The Pentagon on Tuesday announced new initiatives aimed at reducing the incidence of sexual assault within the ranks.
The Pentagon directed the services to improve sexual assault prevention training for commanders and senior enlisted members, report progress to the defense secretary by Dec. 20, and implement changes by March 30.
The services also were directed to review basic training practices, including how instructors are selected and trained, instructor-to-student ratios and the addition of more female instructors.
The Pentagon also ordered the services to review oversight of sexual assault prevention measures and report to the defense secretary by Feb. 8 recommendations and findings in that area and in basic training.
"While we have put many new policies in place to address sexual assault and its impact on the victim, recent events at Lackland Air Force Base make clear that we still have more work to do," Defense Secretary Leon E. Panetta said Tuesday in a memo to the military services, referring to the revelation in June that training instructors at Lackland had sexually harassed and assaulted trainees.
The Defense Department's move is based on a nine-month review of sexual assault prevention training in the military. According to a Pentagon briefing in April, there were 3,192 reports of sexual assaults in the ranks in 2011.

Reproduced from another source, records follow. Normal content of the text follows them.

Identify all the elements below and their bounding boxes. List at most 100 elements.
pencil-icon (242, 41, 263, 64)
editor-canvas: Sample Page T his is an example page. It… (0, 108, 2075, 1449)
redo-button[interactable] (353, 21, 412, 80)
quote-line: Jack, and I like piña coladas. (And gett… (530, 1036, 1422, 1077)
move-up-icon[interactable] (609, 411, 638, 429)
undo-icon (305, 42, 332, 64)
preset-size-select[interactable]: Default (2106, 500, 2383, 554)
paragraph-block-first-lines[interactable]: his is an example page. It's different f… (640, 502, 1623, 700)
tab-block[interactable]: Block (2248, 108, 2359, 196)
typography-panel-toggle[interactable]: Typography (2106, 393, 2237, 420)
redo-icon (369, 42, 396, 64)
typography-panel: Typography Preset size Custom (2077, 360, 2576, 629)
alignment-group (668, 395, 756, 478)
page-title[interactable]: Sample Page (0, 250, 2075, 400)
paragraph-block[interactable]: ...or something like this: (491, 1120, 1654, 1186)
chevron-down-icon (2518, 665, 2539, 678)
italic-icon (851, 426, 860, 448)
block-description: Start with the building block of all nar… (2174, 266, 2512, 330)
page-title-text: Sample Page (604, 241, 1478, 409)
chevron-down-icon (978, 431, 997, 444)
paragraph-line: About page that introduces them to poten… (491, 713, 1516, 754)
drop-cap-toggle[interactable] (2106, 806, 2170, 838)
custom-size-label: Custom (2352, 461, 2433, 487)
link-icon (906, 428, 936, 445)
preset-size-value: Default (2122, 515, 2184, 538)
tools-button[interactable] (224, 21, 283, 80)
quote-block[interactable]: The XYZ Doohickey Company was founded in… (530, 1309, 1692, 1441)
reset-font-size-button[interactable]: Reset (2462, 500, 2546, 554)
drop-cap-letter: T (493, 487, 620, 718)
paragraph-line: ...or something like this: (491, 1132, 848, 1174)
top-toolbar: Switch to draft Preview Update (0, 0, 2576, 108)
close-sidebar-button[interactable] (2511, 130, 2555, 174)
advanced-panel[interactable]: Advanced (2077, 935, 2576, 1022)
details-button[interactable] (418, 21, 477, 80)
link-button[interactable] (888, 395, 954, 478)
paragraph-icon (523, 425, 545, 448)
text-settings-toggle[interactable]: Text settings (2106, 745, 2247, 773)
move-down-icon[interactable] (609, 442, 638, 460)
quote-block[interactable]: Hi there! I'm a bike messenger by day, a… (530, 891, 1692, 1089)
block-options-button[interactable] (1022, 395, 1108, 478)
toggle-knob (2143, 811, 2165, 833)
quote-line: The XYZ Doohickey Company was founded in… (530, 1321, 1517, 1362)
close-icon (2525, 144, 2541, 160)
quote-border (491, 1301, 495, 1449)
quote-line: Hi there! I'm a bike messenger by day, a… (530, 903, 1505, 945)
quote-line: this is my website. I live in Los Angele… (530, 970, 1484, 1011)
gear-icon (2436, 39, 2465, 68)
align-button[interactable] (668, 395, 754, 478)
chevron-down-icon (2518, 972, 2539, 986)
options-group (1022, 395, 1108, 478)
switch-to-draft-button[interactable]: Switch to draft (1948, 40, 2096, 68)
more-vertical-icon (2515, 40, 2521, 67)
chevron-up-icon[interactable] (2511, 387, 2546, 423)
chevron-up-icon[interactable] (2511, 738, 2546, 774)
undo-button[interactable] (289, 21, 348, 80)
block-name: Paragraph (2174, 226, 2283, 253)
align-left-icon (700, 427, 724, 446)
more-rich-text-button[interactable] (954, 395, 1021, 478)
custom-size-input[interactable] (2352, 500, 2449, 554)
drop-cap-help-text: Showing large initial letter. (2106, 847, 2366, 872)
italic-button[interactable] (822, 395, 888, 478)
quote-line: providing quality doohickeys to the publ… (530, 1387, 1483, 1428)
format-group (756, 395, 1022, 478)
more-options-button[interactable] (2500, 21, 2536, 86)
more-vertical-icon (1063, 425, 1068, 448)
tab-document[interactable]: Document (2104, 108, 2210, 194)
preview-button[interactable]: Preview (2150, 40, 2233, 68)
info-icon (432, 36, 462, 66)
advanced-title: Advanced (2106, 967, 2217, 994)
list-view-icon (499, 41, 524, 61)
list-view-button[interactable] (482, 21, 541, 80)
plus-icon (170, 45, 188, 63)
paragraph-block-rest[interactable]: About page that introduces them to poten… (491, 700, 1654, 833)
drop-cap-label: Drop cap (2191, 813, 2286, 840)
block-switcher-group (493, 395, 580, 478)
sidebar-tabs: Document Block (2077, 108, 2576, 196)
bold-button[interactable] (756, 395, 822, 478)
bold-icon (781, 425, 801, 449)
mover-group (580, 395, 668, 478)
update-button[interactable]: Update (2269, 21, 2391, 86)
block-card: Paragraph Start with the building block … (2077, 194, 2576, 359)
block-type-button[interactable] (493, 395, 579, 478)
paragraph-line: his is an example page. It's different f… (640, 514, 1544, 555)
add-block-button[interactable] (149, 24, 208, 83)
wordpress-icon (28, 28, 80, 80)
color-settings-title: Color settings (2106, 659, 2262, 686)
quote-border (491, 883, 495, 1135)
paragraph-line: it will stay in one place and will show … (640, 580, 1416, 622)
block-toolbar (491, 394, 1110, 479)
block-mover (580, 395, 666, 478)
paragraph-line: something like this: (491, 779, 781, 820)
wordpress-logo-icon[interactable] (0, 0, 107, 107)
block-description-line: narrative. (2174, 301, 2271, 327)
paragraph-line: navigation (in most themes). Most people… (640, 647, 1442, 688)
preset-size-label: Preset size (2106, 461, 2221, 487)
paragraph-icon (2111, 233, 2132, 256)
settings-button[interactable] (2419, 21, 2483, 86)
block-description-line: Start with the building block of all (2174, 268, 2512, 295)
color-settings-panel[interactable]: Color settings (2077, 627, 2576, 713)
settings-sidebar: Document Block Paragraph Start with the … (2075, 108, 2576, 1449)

"Sexual assault is an affront to basic human values. It is a crime that hurts survivors, their families, their friends and their units. In turn, sexual assault reduces overall military readiness," Pentagon press secretary George Little said Tuesday.
He added that the newest members of the military usually are the most vulnerable and likely to experience sexual assault.
"The goal of this department is to establish a culture free from the crime of sexual assault, and one that deters potential perpetrators and supports survivors," Mr. Little said.